Fra le pochissime persone che frequentavano i Regaldi, vi era sempre la moglie del dottore, la quale venne un giorno a raccontare la grande novità del paese, cioè che la signora Ernesta nove mesi giusti dopo aver maritata la figlia — e intanto che si aspettava la gravidanza della sposina — aveva messo al mondo il suo quattordicesimo figliuolo. Il fatto si prestava moltissimo allo scherzo e la moglie del dottore non si peritò a ricantarvi sopra delle variazioni; ma improvvisamente e come ricordandosi di un altro argomento più importante disse:
— Ed è vero poi, che il signor Pierino prende moglie?

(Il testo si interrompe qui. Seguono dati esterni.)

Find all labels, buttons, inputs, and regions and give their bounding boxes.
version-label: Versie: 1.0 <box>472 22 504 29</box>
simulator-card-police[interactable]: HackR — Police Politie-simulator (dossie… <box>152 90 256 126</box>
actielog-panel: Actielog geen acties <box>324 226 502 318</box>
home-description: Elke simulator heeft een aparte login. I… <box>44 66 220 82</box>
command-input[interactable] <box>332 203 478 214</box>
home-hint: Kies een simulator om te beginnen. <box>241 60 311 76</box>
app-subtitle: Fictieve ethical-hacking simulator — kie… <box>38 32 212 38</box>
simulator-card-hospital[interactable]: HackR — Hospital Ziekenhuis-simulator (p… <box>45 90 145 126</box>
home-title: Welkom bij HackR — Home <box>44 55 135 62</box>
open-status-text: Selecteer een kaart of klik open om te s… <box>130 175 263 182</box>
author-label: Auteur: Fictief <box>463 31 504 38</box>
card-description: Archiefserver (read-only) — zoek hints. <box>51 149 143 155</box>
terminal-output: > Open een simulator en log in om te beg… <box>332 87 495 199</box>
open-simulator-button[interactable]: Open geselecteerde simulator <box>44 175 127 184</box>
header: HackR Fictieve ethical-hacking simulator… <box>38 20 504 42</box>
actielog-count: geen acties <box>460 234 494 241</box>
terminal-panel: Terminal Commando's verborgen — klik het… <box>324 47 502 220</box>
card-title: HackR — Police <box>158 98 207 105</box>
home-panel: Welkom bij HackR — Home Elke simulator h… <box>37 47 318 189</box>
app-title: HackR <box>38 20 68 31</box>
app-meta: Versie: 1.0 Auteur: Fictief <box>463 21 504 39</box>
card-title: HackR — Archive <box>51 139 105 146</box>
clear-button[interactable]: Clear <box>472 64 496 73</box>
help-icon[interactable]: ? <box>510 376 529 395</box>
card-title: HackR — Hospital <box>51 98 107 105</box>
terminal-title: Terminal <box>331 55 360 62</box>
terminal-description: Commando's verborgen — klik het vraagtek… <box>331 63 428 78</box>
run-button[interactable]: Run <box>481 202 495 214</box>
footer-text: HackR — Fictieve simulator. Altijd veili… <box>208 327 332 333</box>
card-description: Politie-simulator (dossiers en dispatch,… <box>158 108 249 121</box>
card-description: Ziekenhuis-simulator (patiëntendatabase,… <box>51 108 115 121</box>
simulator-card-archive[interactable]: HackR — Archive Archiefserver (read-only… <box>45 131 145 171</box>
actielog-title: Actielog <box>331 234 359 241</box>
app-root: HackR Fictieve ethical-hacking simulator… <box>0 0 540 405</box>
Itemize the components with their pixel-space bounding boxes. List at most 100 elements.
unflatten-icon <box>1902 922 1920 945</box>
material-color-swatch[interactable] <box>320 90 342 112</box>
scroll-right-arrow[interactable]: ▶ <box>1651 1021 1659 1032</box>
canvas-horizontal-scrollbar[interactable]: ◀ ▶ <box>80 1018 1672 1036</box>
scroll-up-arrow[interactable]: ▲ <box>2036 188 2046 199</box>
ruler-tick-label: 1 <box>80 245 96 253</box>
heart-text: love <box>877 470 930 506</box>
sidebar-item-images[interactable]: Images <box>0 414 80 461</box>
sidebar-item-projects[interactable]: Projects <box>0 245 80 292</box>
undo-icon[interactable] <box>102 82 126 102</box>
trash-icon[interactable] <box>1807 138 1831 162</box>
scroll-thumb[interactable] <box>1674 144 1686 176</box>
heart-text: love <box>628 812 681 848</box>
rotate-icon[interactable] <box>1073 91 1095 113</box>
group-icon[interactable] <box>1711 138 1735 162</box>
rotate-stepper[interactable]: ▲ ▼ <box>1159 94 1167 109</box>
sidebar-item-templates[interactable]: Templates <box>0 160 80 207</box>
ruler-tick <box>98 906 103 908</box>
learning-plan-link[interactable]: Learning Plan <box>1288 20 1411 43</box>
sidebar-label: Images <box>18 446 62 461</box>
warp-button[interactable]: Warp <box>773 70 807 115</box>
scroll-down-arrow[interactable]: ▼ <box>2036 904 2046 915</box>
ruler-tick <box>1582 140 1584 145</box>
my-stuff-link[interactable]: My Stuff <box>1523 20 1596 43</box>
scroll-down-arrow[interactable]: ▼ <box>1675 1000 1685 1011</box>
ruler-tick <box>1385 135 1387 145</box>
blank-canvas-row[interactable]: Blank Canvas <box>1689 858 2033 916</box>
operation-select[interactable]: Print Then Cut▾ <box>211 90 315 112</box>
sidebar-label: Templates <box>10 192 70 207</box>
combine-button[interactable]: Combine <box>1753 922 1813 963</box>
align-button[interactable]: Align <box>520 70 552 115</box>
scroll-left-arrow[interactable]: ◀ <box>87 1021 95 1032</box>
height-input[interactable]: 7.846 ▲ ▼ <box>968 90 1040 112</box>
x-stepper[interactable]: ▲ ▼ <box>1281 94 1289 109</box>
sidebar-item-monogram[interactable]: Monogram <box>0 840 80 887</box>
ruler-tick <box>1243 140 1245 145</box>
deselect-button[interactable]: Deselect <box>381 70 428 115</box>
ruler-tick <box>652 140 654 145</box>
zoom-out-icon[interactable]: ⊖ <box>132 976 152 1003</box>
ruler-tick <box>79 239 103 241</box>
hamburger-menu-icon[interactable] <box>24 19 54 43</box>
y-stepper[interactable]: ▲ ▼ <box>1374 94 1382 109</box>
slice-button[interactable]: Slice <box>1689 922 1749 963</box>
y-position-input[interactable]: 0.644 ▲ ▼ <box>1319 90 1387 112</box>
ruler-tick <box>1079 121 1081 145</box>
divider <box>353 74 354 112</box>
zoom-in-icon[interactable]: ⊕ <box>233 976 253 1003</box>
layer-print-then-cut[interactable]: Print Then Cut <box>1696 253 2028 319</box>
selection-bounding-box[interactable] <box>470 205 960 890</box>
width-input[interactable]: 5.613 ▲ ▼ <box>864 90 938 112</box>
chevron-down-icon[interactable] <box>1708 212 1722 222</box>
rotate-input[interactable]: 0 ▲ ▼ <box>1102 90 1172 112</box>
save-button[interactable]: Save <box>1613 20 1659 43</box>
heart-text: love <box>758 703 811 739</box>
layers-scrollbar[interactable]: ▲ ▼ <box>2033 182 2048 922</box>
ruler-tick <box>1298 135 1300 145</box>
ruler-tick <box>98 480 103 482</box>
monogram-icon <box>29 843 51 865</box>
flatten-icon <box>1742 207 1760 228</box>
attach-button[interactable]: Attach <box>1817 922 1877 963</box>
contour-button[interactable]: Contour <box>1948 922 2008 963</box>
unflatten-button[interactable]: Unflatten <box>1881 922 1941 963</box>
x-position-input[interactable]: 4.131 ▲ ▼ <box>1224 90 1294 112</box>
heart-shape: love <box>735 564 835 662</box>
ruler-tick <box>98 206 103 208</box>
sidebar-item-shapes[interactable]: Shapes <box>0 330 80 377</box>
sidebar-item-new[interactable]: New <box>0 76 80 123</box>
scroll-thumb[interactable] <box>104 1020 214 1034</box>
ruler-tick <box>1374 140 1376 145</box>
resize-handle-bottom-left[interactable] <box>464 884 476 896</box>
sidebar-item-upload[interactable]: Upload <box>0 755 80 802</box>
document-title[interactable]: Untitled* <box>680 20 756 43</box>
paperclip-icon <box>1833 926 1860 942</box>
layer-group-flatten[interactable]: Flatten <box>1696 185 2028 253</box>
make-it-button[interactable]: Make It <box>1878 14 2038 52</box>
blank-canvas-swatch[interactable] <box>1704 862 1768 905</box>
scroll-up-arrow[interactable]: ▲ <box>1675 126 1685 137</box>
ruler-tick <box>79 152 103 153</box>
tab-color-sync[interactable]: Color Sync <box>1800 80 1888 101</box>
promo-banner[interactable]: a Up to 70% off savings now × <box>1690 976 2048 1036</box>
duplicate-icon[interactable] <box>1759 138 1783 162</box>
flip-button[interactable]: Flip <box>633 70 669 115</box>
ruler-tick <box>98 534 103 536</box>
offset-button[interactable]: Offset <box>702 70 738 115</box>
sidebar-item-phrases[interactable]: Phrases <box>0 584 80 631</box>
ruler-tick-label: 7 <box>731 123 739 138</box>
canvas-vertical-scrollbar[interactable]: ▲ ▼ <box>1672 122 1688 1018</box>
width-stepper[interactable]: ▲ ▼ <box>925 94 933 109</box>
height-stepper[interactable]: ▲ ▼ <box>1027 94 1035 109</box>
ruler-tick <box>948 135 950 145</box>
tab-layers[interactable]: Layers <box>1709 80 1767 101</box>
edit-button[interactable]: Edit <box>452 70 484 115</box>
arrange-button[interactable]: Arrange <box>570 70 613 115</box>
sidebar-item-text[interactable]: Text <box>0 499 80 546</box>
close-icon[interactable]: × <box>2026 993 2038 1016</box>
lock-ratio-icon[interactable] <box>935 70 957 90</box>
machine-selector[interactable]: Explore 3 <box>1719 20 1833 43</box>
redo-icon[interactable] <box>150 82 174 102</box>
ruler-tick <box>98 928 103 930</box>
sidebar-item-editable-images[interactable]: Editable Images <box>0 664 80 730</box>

Matilde ebbe una scossa così violenta, che Daria si affrettò a rispondere:
— Noi non ne sappiamo nulla; è giovane ancora e forse non vi pensa nemmeno.
— Oh! sì, oh! sì — riprese l’altra — mi hanno detto anche il nome della sposa; è ricchissima, un matrimonio di convenienza pare; eh! il signor Pierino è furbo. Sa ben lui, che di amore non si campa.
Daria si accingeva a troncare bruscamente il discorso, ma Matilde sollevando la faccia pallida e seria domandò:
— Non se lo ricorda questo nome?
La moglie del dottore ci pensò un poco e dopo averne sbagliati due o tre pronunciò finalmente un nome, che disse assolutamente essere quello.
Matilde non chiese altro.
La sera stessa chiamò a parte la servetta e 1e consegnò una lettera da mettere in posta.
Nei giorni seguenti nulla parve mutato; ella continuò a lavorare taciturna e pensierosa; solo a rari intervalli si poteva osservare che un tremito nervoso l'agitava tutta, e il pallore intenso delle sue guancie, i solchi lividi delle occhiaie dicevano che neppure nel sonno ella trovava pace.